With domestic orders, it’s fairly simple to avoid fraud thanks to built-in safeguards like address verification offered by payment processors and online marketplaces. However, international orders open your business up to fraud of a different level. Without the automatic protection tools afforded to domestic transactions, sellers and marketplaces may fall more easily victim to fraud. Knowing what to watch for and how to fend off potential pitfalls can greatly reduce the risks. Here are some points to keep in mind that may help keep fraud at bay, and your international transactions smooth and secure.
Before You Ship
When processing orders, watch for the following red flags. These types of transactions aren’t always fraudulent, but they warrant a close look regardless:
- Larger than average orders
- Large quantities of the same item
- Big-ticket item orders
- Rush or overnight delivery orders
- Multiple shipments to the same address, but processed with different payment methods
- P.O. box vs. physical address for the shipment destination
- Names that don’t match up with the email address
Certain countries account for a large percentage of international fraud cases. When you receive an order from any of the following countries, pay special attention:
- Indonesia (some buyers in Indonesia use Singapore or Malaysia as the destination country name, because the respective postal services know to find the Indonesian locations)
- Slovak Republic
Credit Card Red Flags
Often, credit cards can provide clues to tip you off to potential fraudulent activity. Make a habit of following these guidelines on your international orders:
- Use the BIN Database. The first six digits of a credit card, known as the Bank Identification Number, indicate the country of origin. It’s easy to check at bindb.com; if the issuing bank country isn’t the same as the country from which the order originates, investigate further.
- Make bank contact. Get in touch with the issuing bank to make sure the credit card belongs to the international buyer.
- Ask for backup. You’re entitled to ask that your international buyer fax, or email and scan, both sides of the credit card, as well as other identification.
- Use your resources. Your International Merchant Account processor can sometimes help if you’re having trouble determining if an order is for real; remember that overseas banks don’t always offer fraud-prevention features like Card Verification Values (CVV) and Address Verification Services (AVS).
More Tips to Remember
- Flaunt anti-fraud flair. Include notices, buttons and images on your website declaring your dedication to sniffing out fraud. This could dissuade scammers from placing orders in the first place.
- Sign on the dotted line. Add signature confirmation on shipments, particularly high-value ones.

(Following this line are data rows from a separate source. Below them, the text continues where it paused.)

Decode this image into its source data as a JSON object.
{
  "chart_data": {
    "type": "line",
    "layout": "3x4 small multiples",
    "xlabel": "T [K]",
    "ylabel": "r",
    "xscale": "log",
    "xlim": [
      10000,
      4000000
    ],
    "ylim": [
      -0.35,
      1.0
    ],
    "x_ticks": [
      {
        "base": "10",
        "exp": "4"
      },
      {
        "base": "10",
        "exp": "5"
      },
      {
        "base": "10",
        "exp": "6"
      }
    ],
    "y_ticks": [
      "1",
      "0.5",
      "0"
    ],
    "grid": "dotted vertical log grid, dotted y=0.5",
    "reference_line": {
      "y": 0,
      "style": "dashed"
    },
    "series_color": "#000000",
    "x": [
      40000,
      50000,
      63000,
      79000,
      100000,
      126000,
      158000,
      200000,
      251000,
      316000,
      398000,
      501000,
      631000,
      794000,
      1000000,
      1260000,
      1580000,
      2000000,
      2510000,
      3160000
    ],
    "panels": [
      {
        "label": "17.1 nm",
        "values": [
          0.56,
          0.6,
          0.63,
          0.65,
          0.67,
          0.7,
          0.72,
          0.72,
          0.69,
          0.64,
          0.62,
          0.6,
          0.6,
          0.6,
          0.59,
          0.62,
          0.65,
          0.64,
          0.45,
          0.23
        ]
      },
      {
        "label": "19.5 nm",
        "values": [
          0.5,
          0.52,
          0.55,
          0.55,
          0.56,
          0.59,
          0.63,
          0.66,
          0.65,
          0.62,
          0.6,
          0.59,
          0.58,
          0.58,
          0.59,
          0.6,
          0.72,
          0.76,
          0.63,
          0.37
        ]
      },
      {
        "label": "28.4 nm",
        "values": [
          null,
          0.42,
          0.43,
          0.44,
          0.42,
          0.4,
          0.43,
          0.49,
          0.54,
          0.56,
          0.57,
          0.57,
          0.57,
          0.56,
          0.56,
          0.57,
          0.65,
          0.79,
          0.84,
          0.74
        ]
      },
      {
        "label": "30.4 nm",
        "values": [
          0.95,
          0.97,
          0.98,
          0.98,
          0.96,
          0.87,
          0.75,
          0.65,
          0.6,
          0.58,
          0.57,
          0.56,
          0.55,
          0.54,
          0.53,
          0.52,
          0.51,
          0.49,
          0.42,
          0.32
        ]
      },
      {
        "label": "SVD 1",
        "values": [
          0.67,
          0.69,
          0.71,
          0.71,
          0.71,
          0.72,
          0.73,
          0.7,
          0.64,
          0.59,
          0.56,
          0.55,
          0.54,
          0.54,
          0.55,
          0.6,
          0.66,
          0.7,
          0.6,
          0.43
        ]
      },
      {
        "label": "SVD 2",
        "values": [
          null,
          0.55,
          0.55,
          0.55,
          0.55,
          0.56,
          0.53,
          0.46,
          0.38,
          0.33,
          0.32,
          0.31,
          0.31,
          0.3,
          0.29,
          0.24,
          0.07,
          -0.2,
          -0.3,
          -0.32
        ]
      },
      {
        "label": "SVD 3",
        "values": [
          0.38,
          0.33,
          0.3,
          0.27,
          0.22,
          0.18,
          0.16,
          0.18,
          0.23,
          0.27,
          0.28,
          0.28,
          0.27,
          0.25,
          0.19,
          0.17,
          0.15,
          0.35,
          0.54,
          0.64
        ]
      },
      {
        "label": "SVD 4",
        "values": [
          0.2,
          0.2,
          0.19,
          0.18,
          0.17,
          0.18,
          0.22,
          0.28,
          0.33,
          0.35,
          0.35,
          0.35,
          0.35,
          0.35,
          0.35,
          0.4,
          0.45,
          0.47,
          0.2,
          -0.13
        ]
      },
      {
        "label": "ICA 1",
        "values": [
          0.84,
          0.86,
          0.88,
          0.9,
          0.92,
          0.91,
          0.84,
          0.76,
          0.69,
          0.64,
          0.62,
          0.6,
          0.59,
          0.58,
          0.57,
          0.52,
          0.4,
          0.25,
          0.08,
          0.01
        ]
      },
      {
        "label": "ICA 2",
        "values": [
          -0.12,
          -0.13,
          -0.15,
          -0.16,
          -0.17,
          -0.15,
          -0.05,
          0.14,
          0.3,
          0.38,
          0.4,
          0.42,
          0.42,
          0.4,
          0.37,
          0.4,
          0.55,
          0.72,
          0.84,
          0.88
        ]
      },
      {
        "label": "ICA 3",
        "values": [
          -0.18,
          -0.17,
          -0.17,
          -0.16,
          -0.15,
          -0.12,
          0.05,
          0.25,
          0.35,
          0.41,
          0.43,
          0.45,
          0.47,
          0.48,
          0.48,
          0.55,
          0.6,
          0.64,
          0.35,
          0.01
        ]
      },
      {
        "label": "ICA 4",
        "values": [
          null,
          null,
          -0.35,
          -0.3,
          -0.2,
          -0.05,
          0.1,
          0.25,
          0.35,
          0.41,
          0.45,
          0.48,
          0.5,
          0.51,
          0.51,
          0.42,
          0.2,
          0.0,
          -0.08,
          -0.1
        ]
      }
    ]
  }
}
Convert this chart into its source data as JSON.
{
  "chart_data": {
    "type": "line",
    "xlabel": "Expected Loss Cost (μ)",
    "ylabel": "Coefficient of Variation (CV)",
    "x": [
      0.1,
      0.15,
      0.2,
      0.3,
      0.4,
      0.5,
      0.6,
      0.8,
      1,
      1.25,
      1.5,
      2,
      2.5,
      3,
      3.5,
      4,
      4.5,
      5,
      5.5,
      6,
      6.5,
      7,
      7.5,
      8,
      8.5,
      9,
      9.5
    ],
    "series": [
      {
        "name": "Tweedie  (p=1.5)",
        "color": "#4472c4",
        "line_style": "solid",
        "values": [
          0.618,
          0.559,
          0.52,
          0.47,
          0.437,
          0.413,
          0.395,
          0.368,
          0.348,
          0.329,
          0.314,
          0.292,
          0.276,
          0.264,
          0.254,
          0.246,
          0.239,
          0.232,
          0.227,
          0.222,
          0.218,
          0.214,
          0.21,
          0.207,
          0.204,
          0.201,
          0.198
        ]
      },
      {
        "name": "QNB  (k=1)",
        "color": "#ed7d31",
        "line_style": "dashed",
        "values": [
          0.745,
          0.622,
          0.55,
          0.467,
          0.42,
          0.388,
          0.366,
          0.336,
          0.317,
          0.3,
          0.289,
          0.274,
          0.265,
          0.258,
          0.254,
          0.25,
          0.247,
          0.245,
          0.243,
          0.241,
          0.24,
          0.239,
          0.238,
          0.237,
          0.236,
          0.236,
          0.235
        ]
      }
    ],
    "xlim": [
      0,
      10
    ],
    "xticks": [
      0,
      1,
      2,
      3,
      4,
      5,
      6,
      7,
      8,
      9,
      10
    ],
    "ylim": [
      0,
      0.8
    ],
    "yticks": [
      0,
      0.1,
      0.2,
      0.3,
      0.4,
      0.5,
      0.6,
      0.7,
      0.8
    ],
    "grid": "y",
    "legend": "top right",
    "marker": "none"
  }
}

It costs a little more, but buyers can’t claim to have never received an order if their signature is on file.
- Bump up your toolbox. Purchase advanced fraud-detection tools via your International Merchant Account. Again, the extra upfront cost can protect you in the future.
Naturally, there’s no way to avoid or eliminate fraud altogether in your international transactions, but staying a step ahead of the game can drastically reduce your chances of being burned when selling and shipping abroad.